Factors Affecting Efficiency
A protocol analysis experiment for a typical DNA ligation (7.2 kb vector + 0.6 kb insert, sticky ends) gave optimal ligation efficiency when 50 ng of vector was ligated overnight at 16°C with a 2:1 insert:vector molar ratio and standard T4 ligase. Ligase was heat inactivated at 65°C for 20 mins before 2 µl (of 20 µl) was used to transform commercial heat-shock competent cells.
Ligation efficiency was marginally decreased by
- Doing a 1 hr ligation at room temperature
- Using 100 ng vector
- Using insert:vector molar ratios of 5:1 and 1:1
Ligation efficiency was noticably decreased (x100) by
- Sticky end ligation with a larger insert (5.2 kb vector + 2.6 kb insert)
- Blunt end ligation
Ligation efficiency was severely decreased (x10000) by
- Using DNA fragments that have been exposed to Ethidium Bromide and UV during the gel extraction procedure (difficult to avoid but heartily recommended)
- Using the NEB Quick Ligation Kit
- If you are having trouble with your ligation, NEB offers FAQ's (Quick Ligation T4 DNA ligase) to help.
- Prior to the ligation, some heat their DNA slightly (maybe ~37°C) to melt any sticky ends which may have annealed improperly at low temperatures.

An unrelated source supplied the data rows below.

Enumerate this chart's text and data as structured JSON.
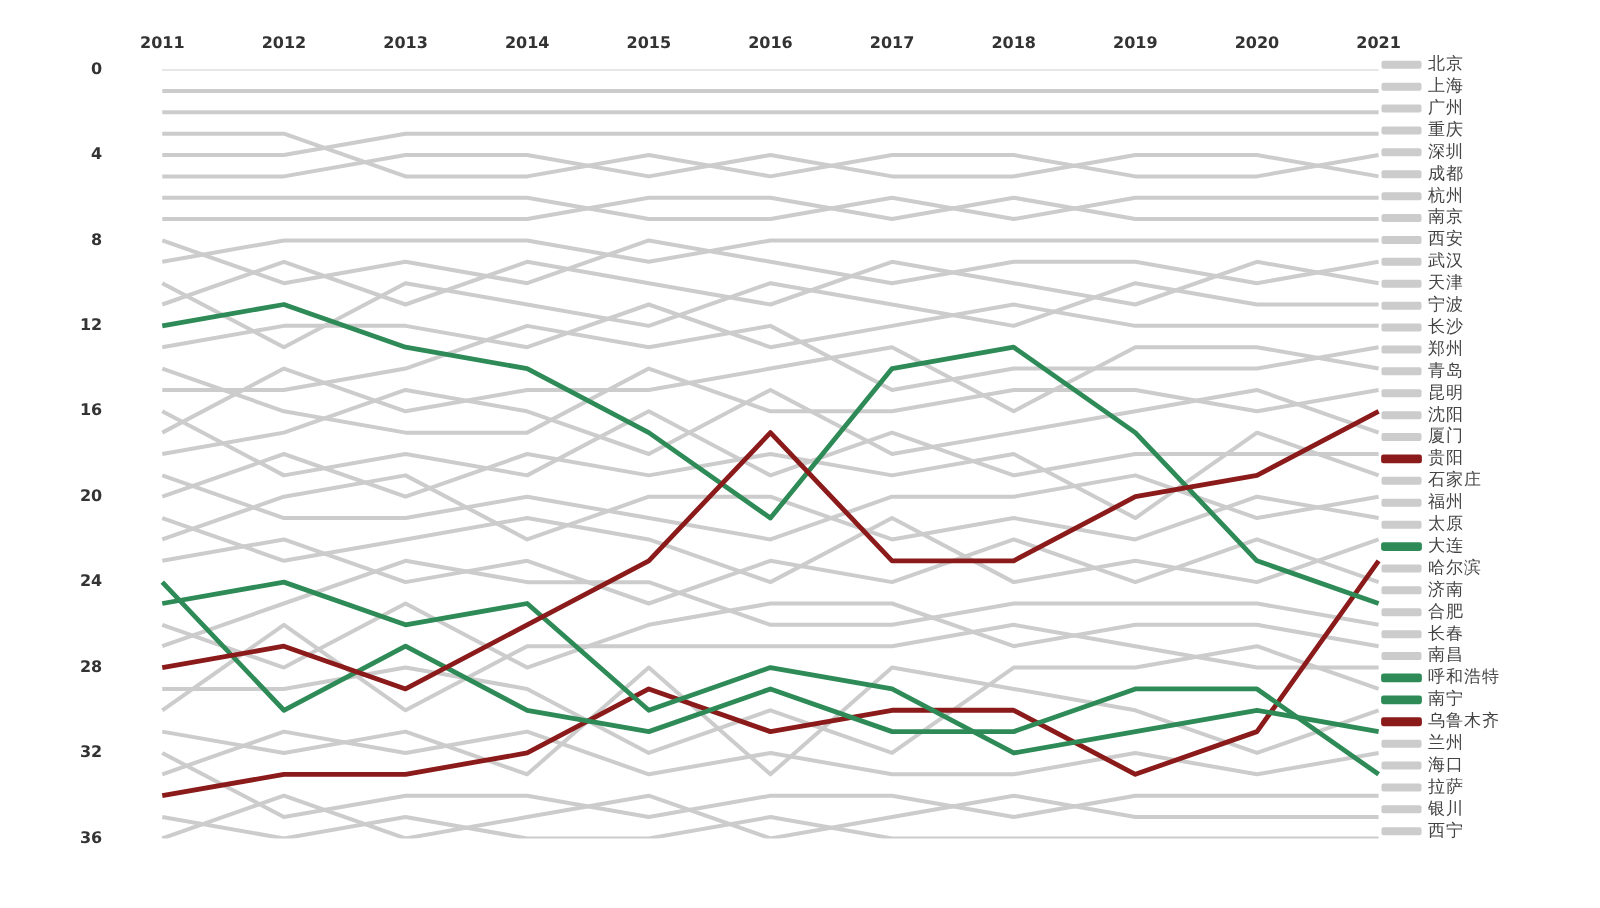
{
  "chart_data": {
    "type": "line",
    "categories": [
      "2011",
      "2012",
      "2013",
      "2014",
      "2015",
      "2016",
      "2017",
      "2018",
      "2019",
      "2020",
      "2021"
    ],
    "ylim": [
      36,
      0
    ],
    "yticks": [
      0,
      4,
      8,
      12,
      16,
      20,
      24,
      28,
      32,
      36
    ],
    "grid": false,
    "legend": "right",
    "marker": "none",
    "line_style": "solid",
    "series": [
      {
        "name": "北京",
        "color": "#cccccc",
        "values": [
          1,
          1,
          1,
          1,
          1,
          1,
          1,
          1,
          1,
          1,
          1
        ]
      },
      {
        "name": "上海",
        "color": "#cccccc",
        "values": [
          2,
          2,
          2,
          2,
          2,
          2,
          2,
          2,
          2,
          2,
          2
        ]
      },
      {
        "name": "广州",
        "color": "#cccccc",
        "values": [
          4,
          4,
          3,
          3,
          3,
          3,
          3,
          3,
          3,
          3,
          3
        ]
      },
      {
        "name": "重庆",
        "color": "#cccccc",
        "values": [
          3,
          3,
          5,
          5,
          4,
          5,
          4,
          4,
          5,
          5,
          4
        ]
      },
      {
        "name": "深圳",
        "color": "#cccccc",
        "values": [
          5,
          5,
          4,
          4,
          5,
          4,
          5,
          5,
          4,
          4,
          5
        ]
      },
      {
        "name": "成都",
        "color": "#cccccc",
        "values": [
          6,
          6,
          6,
          6,
          7,
          7,
          6,
          7,
          6,
          6,
          6
        ]
      },
      {
        "name": "杭州",
        "color": "#cccccc",
        "values": [
          7,
          7,
          7,
          7,
          6,
          6,
          7,
          6,
          7,
          7,
          7
        ]
      },
      {
        "name": "南京",
        "color": "#cccccc",
        "values": [
          9,
          8,
          8,
          8,
          9,
          8,
          8,
          8,
          8,
          8,
          8
        ]
      },
      {
        "name": "西安",
        "color": "#cccccc",
        "values": [
          8,
          10,
          9,
          10,
          8,
          9,
          10,
          9,
          9,
          10,
          9
        ]
      },
      {
        "name": "武汉",
        "color": "#cccccc",
        "values": [
          11,
          9,
          11,
          9,
          10,
          11,
          9,
          10,
          11,
          9,
          10
        ]
      },
      {
        "name": "天津",
        "color": "#cccccc",
        "values": [
          10,
          13,
          10,
          11,
          12,
          10,
          11,
          12,
          10,
          11,
          11
        ]
      },
      {
        "name": "宁波",
        "color": "#cccccc",
        "values": [
          13,
          12,
          12,
          13,
          11,
          13,
          12,
          11,
          12,
          12,
          12
        ]
      },
      {
        "name": "长沙",
        "color": "#cccccc",
        "values": [
          15,
          15,
          14,
          12,
          13,
          12,
          15,
          14,
          14,
          14,
          13
        ]
      },
      {
        "name": "郑州",
        "color": "#cccccc",
        "values": [
          17,
          14,
          16,
          15,
          15,
          14,
          13,
          16,
          13,
          13,
          14
        ]
      },
      {
        "name": "青岛",
        "color": "#cccccc",
        "values": [
          14,
          16,
          17,
          17,
          14,
          16,
          16,
          15,
          15,
          16,
          15
        ]
      },
      {
        "name": "昆明",
        "color": "#cccccc",
        "values": [
          18,
          17,
          15,
          16,
          18,
          15,
          18,
          17,
          16,
          15,
          17
        ]
      },
      {
        "name": "沈阳",
        "color": "#cccccc",
        "values": [
          16,
          19,
          18,
          19,
          16,
          19,
          17,
          19,
          18,
          18,
          18
        ]
      },
      {
        "name": "厦门",
        "color": "#cccccc",
        "values": [
          20,
          18,
          20,
          18,
          19,
          18,
          19,
          18,
          21,
          17,
          19
        ]
      },
      {
        "name": "贵阳",
        "color": "#8b1a1a",
        "values": [
          28,
          27,
          29,
          26,
          23,
          17,
          23,
          23,
          20,
          19,
          16
        ]
      },
      {
        "name": "石家庄",
        "color": "#cccccc",
        "values": [
          19,
          21,
          21,
          20,
          21,
          22,
          20,
          20,
          19,
          21,
          20
        ]
      },
      {
        "name": "福州",
        "color": "#cccccc",
        "values": [
          22,
          20,
          19,
          22,
          20,
          20,
          22,
          21,
          22,
          20,
          21
        ]
      },
      {
        "name": "太原",
        "color": "#cccccc",
        "values": [
          21,
          23,
          22,
          21,
          22,
          24,
          21,
          24,
          23,
          24,
          22
        ]
      },
      {
        "name": "大连",
        "color": "#2e8b57",
        "values": [
          12,
          11,
          13,
          14,
          17,
          21,
          14,
          13,
          17,
          23,
          25
        ]
      },
      {
        "name": "哈尔滨",
        "color": "#cccccc",
        "values": [
          23,
          22,
          24,
          23,
          25,
          23,
          24,
          22,
          24,
          22,
          24
        ]
      },
      {
        "name": "济南",
        "color": "#cccccc",
        "values": [
          27,
          25,
          23,
          24,
          24,
          26,
          26,
          25,
          25,
          25,
          26
        ]
      },
      {
        "name": "合肥",
        "color": "#cccccc",
        "values": [
          26,
          28,
          25,
          28,
          26,
          25,
          25,
          27,
          26,
          26,
          27
        ]
      },
      {
        "name": "长春",
        "color": "#cccccc",
        "values": [
          30,
          26,
          30,
          27,
          27,
          27,
          27,
          26,
          27,
          28,
          28
        ]
      },
      {
        "name": "南昌",
        "color": "#cccccc",
        "values": [
          29,
          29,
          28,
          29,
          32,
          30,
          32,
          28,
          28,
          27,
          29
        ]
      },
      {
        "name": "呼和浩特",
        "color": "#2e8b57",
        "values": [
          25,
          24,
          26,
          25,
          30,
          28,
          29,
          32,
          31,
          30,
          31
        ]
      },
      {
        "name": "南宁",
        "color": "#2e8b57",
        "values": [
          24,
          30,
          27,
          30,
          31,
          29,
          31,
          31,
          29,
          29,
          33
        ]
      },
      {
        "name": "乌鲁木齐",
        "color": "#8b1a1a",
        "values": [
          34,
          33,
          33,
          32,
          29,
          31,
          30,
          30,
          33,
          31,
          23
        ]
      },
      {
        "name": "兰州",
        "color": "#cccccc",
        "values": [
          31,
          32,
          31,
          33,
          28,
          33,
          28,
          29,
          30,
          32,
          30
        ]
      },
      {
        "name": "海口",
        "color": "#cccccc",
        "values": [
          33,
          31,
          32,
          31,
          33,
          32,
          33,
          33,
          32,
          33,
          32
        ]
      },
      {
        "name": "拉萨",
        "color": "#cccccc",
        "values": [
          32,
          35,
          34,
          34,
          35,
          34,
          34,
          35,
          34,
          34,
          34
        ]
      },
      {
        "name": "银川",
        "color": "#cccccc",
        "values": [
          36,
          34,
          36,
          35,
          34,
          36,
          35,
          34,
          35,
          35,
          35
        ]
      },
      {
        "name": "西宁",
        "color": "#cccccc",
        "values": [
          35,
          36,
          35,
          36,
          36,
          35,
          36,
          36,
          36,
          36,
          36
        ]
      }
    ]
  }
}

- Tom Knight has read that ligase can inhibit transformation. By heat-inactivating the ligase, this inhibition can be avoided. However, according to the NEB FAQ, heat-inactivation of PEG (which is present in the ligation reaction) also inhibits transformation, therefore a spin-column purification is recommended prior to transformation if you are having problems.
- Treating PCR products with proteinase K prior to restriction digest dramatically improves the efficiency of subsequent ligation reactions.